Ensure the scatterplot3d library has been loaded in your current R session.
a. Turn your attention back to the diabetes data frame found in the faraway package (you first looked at these data in Section 21.5.2). Your goal is to produce a scatterplot3d plot of weight, hip, and waist measurements as per the following guidelines:
– Hip, waist, and weight variables should correspond to the x-axis, y-axis, and z-axis, respectively; provide neat axis titles.
– Use built-in functionality to ensure the 3D depth is highlighted by color.
– Choose two different point characters to reflect gender.
– Place a simple legend referencing these two point characters and gender in the blank space in the upper-left area.

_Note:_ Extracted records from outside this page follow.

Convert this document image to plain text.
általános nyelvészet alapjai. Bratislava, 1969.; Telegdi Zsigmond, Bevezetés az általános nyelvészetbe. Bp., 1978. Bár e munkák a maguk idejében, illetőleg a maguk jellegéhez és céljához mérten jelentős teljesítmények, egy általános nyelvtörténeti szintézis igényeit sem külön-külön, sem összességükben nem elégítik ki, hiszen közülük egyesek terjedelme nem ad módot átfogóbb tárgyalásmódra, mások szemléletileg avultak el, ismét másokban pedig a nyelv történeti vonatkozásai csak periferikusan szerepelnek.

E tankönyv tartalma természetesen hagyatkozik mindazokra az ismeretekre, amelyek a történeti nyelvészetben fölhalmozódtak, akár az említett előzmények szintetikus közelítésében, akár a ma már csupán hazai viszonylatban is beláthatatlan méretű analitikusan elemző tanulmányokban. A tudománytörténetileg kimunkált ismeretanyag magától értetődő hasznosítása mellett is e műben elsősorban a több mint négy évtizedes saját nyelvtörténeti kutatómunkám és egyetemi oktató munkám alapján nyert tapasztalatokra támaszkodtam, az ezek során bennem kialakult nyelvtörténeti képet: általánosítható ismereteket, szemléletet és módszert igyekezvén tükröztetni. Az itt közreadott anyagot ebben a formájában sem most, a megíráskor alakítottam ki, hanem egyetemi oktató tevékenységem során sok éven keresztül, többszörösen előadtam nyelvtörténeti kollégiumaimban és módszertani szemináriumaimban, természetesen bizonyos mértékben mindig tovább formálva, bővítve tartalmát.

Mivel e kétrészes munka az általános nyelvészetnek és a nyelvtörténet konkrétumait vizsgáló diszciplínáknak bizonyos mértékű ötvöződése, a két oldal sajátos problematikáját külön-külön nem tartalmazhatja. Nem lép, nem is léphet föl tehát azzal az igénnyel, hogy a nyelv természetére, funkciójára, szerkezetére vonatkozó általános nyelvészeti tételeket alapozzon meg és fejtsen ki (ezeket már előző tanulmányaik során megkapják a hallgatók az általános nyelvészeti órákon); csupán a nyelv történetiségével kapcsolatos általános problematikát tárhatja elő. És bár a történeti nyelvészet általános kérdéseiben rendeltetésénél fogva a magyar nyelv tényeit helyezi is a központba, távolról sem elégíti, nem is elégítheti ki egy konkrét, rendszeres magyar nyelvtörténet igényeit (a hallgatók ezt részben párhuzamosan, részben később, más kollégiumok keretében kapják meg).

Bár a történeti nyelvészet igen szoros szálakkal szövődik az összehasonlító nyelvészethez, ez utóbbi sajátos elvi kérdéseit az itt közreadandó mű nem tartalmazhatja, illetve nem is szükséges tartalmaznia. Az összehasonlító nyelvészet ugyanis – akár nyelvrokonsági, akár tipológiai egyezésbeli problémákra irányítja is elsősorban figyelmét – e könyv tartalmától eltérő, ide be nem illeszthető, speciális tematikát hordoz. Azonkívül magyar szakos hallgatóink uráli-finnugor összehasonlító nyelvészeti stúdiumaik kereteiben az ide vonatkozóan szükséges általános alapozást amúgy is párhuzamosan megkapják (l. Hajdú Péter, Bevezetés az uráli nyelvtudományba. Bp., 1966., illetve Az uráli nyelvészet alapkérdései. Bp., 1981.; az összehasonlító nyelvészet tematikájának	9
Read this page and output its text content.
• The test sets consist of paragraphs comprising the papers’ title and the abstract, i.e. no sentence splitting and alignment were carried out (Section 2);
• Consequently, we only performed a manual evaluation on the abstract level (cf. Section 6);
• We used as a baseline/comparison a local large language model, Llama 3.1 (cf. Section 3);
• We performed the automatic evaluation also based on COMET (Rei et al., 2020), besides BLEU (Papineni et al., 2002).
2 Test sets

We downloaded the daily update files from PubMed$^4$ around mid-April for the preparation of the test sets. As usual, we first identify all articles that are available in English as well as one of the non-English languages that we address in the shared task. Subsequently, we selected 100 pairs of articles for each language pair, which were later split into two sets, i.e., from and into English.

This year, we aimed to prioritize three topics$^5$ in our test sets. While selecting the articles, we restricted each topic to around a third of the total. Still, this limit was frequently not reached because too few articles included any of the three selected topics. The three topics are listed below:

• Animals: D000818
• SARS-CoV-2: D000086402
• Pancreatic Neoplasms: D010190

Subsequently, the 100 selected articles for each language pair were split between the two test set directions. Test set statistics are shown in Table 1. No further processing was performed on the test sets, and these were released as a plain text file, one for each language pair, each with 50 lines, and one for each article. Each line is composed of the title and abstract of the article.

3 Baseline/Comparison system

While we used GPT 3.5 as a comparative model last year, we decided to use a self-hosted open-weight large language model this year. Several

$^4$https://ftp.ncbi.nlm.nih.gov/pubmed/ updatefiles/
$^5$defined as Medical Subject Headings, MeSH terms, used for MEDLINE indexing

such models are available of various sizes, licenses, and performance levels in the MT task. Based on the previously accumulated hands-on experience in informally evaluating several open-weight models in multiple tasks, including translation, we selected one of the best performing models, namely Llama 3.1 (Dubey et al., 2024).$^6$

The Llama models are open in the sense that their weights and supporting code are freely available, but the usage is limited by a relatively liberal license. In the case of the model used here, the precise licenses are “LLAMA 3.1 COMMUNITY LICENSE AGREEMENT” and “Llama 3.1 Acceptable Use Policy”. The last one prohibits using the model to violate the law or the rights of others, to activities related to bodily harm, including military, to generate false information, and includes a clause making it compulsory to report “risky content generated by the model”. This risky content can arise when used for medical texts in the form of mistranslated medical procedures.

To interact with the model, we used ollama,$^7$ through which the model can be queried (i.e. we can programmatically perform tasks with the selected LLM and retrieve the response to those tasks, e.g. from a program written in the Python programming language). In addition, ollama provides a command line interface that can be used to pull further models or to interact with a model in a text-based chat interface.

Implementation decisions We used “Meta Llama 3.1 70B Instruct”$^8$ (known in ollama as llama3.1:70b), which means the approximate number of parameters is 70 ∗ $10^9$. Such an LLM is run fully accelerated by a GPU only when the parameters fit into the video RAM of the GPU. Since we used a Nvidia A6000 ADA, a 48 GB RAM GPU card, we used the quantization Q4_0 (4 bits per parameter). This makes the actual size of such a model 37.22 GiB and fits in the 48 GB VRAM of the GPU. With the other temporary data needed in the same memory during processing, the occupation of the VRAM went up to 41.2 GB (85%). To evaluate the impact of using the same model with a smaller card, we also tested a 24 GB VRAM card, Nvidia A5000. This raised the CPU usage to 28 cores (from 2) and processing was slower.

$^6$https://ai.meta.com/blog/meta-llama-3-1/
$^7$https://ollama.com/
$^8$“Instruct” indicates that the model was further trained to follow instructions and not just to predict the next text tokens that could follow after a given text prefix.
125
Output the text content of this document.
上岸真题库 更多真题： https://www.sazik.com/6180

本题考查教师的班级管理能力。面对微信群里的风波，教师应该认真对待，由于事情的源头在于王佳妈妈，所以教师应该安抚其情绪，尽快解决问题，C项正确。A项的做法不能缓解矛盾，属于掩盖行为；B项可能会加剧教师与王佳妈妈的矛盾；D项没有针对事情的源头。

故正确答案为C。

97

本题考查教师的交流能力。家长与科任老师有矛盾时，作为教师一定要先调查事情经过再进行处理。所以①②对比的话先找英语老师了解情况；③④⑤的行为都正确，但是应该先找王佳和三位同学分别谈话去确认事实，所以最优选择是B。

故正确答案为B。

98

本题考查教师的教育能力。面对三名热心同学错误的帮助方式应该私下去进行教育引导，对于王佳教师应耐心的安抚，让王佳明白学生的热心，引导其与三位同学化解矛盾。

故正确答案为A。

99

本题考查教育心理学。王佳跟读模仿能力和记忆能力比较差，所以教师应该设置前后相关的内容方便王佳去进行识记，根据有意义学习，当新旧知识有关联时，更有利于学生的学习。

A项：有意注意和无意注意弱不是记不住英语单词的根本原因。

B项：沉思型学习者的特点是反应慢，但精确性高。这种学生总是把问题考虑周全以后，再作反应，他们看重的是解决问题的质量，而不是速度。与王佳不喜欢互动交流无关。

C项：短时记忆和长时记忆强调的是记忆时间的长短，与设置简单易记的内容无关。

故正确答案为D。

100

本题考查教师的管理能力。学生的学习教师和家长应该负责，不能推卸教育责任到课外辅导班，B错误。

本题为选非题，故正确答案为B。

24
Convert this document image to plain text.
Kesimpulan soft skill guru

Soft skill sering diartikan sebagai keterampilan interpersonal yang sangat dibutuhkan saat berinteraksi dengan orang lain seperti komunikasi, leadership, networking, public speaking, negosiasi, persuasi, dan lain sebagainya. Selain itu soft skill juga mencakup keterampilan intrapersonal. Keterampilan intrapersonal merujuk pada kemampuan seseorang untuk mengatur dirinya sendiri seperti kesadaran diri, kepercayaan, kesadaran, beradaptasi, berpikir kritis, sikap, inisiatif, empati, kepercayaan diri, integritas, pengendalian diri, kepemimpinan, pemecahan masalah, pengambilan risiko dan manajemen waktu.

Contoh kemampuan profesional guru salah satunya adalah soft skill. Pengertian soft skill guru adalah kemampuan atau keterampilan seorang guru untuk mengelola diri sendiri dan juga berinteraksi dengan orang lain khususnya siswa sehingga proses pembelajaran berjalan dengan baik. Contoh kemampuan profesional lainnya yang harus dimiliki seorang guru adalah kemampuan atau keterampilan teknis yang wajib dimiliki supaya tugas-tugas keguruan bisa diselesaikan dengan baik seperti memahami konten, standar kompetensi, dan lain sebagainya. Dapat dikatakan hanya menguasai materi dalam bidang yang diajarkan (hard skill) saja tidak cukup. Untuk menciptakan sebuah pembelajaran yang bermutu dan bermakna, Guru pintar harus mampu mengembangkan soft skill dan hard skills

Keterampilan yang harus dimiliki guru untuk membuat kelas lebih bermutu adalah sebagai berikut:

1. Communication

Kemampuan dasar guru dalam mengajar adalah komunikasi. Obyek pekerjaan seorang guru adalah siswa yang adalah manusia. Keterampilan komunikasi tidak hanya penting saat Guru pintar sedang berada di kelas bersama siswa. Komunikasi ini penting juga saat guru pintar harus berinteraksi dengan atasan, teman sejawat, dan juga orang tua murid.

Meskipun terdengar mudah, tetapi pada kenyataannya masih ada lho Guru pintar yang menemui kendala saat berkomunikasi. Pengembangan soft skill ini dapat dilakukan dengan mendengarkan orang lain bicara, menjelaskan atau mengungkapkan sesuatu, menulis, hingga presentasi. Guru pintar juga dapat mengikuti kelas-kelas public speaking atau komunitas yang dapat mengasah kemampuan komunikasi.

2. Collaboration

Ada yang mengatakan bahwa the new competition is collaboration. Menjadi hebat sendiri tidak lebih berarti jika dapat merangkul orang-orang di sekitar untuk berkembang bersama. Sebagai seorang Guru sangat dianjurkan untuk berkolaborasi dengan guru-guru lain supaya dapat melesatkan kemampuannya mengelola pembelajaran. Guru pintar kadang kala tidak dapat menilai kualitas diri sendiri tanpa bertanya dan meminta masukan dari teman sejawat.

b. Create a 3D scatterplot of the built-in airquality data, which you first met in Section 24.2.2, according to the following guidelines:
– Create a copy of the data frame using na.omit to remove all rows that contain missing values and work with this copy.
– Plot wind speed and solar radiation against the x- and y-axes, respectively, using the z-axis to plot temperature.
– Apply vertical dotted lines reaching up from the x-y plane to each observation.
– The data in airquality are comprised of measurements taken over five months, from May to September. Each plotted point should take on the corresponding pch value from 1 to 5 respective to the order of these five months.
– With a vector of 50 colors generated from the built-in topo.colors palette, use the categorization approach to ensure each plotted point is colored according to its ozone value.
– Set a legend to reference the five point types according to month.
– Set a color legend (using functionality from the shape package) to reference the ozone value accordingly.
– Ensure the plot has neat axis, main, and legend titles.